Из маленькой комнатки, расположенной по соседству, доносились звуки голосов и стук молотка, поскольку дверь в нее была полуоткрыта. Пройдя по замусоренному полу к дверям, я увидела брата, он сидел за столом, заваленным бумагами, которые находились в полном беспорядке. Возле него на коленях стоял рабочий, забивавший гвоздями крышку какого-то ящика. Робер поднял голову как раз в тот момент, когда я входила в дверь, и на какое-то мгновение на его лице появилось выражение удивления и страха, словно у животного, попавшего в ловушку. Однако он быстро оправился и поднялся мне навстречу.
– Софи! – воскликнул он. – Почему, скажи на милость, ты не известила меня, что находишься в Париже?
Он обнял меня и поцеловал, велев рабочему оставить свое дело и выйти из комнаты.
– Как давно ты здесь и как тебе удалось найти этот дом? Прошу прощения за беспорядок, я продаю лабораторию, как ты понимаешь.
Он обвел рукой комнату и пожал плечами, тихо засмеявшись, и у меня создалось впечатление, что он извиняется не за беспорядок, а за то, какими жалкими оказались его владения. Слова «моя лаборатория», которые он произносил в прошлом, вызывали в моем воображении великолепное обширное помещение, хорошо оборудованное и содержащееся в полном порядке, – отнюдь не этот Мрачный подвал, где окна были расположены под самым потолком и все равно не достигали уровня улицы.
– Я приехала вчера, – сообщила я ему. – Остановилась в гостинице «Шеваль Руж». А утром заходила в лавку в Пале-Рояле.
Брат сделал глубокий вдох, некоторое время смотрел на меня, а потом внезапно расхохотался.
– Ну и как? – спросил он. – Значит, теперь ты знаешь мой секрет, то есть один из моих секретов.
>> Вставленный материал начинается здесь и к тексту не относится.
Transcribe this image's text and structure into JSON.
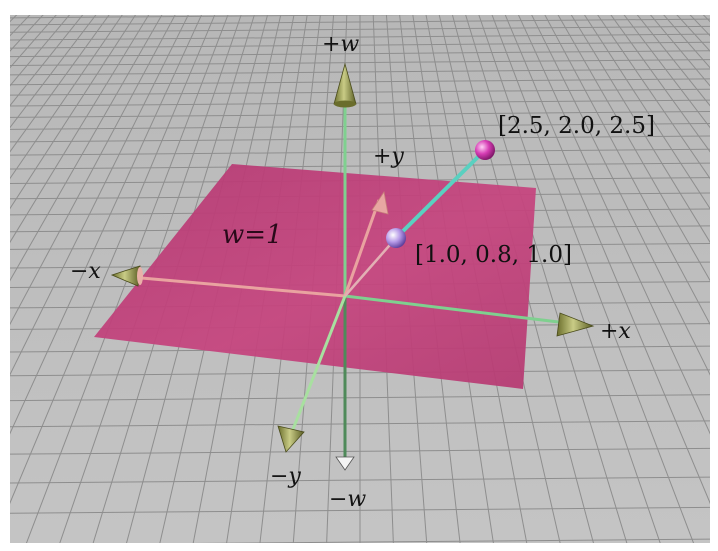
{
  "axes": {
    "plus_w": "+w",
    "minus_w": "−w",
    "plus_x": "+x",
    "minus_x": "−x",
    "plus_y": "+y",
    "minus_y": "−y"
  },
  "plane_label": "w=1",
  "points": [
    {
      "label": "[2.5, 2.0, 2.5]",
      "color": "#cc33aa"
    },
    {
      "label": "[1.0, 0.8, 1.0]",
      "color": "#9a7fd8"
    }
  ],
  "colors": {
    "grid_background": "#bdbdbd",
    "grid_lines": "#8c8c8c",
    "plane": "#c2407a",
    "axis_arrow": "#8a8e4a",
    "axis_line": "#66c27a",
    "projection_line": "#5ad0c0"
  }
}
Что ты о ней думаешь?
– Очень хорошенькая, – ответила я, – и очень молодая.
Робер улыбнулся.
– Двадцать два года, – сказал он. – Прямо из приюта в Севре. Понятия не имеет о том, что такое жизнь, не умеет даже подписать свое имя. Впрочем, я узнал от людей, которые работают в приюте, все, что касается ее родителей. Здесь совершенно нечего стыдиться. Она родилась в Дудене, отец ее был торговцем, не особенно крупным, а мать – племянница знаменитого Жана Барта, капитана пиратского судна. В ее жилах течет хорошая кровь.
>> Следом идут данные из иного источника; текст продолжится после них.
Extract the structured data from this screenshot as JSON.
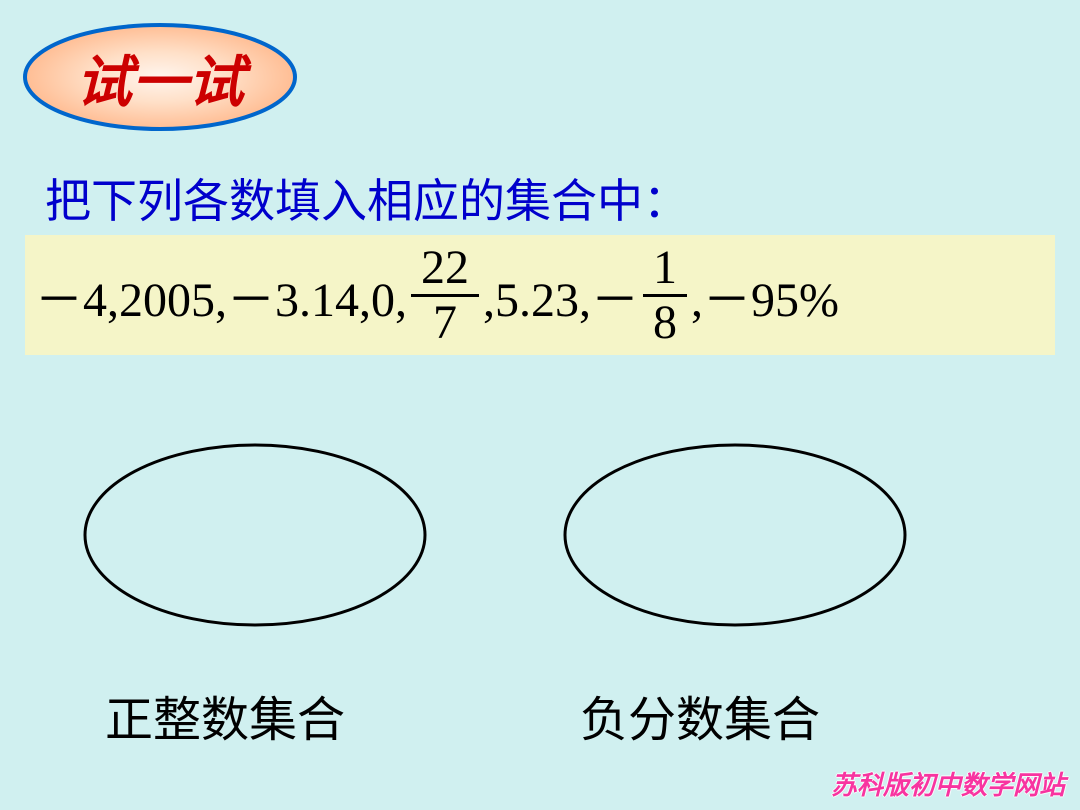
{
  "colors": {
    "background": "#d0f0f0",
    "badge_gradient_start": "#ffe8d8",
    "badge_gradient_mid": "#ffb888",
    "badge_border": "#0066cc",
    "badge_text": "#cc0000",
    "instruction_text": "#0000cc",
    "number_box_bg": "#f5f5c8",
    "number_text": "#000000",
    "ellipse_stroke": "#000000",
    "label_text": "#000000",
    "watermark": "#ff1493"
  },
  "badge": {
    "text": "试一试",
    "fontsize": 56
  },
  "instruction": {
    "text": "把下列各数填入相应的集合中：",
    "fontsize": 46
  },
  "numbers": {
    "parts": [
      {
        "type": "text",
        "value": "－4,2005,－3.14,0,"
      },
      {
        "type": "fraction",
        "num": "22",
        "den": "7"
      },
      {
        "type": "text",
        "value": ",5.23,－"
      },
      {
        "type": "fraction",
        "num": "1",
        "den": "8"
      },
      {
        "type": "text",
        "value": ",－95%"
      }
    ],
    "fontsize": 48
  },
  "sets": {
    "left_label": "正整数集合",
    "right_label": "负分数集合",
    "ellipse_width": 350,
    "ellipse_height": 190,
    "stroke_width": 3
  },
  "watermark": {
    "text": "苏科版初中数学网站"
  }
}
Теперь настал мой черед улыбнуться. Неужели он действительно думает, что меня занимает ее происхождение? Если девушка ему нравится и он решил на ней жениться, вот и отлично, все остальное значения не имеет.
– Ты знаешь о ее семье значительно больше, чем она о твоей, – заметила я. – Я и не подозревала, что у тебя есть брат, которому принадлежит замок между Ле-Маном и Анжером.
На какой-то миг Робер смутился, но потом снова рассмеялся, вытер пыль с одного из стульев и заставил меня сесть.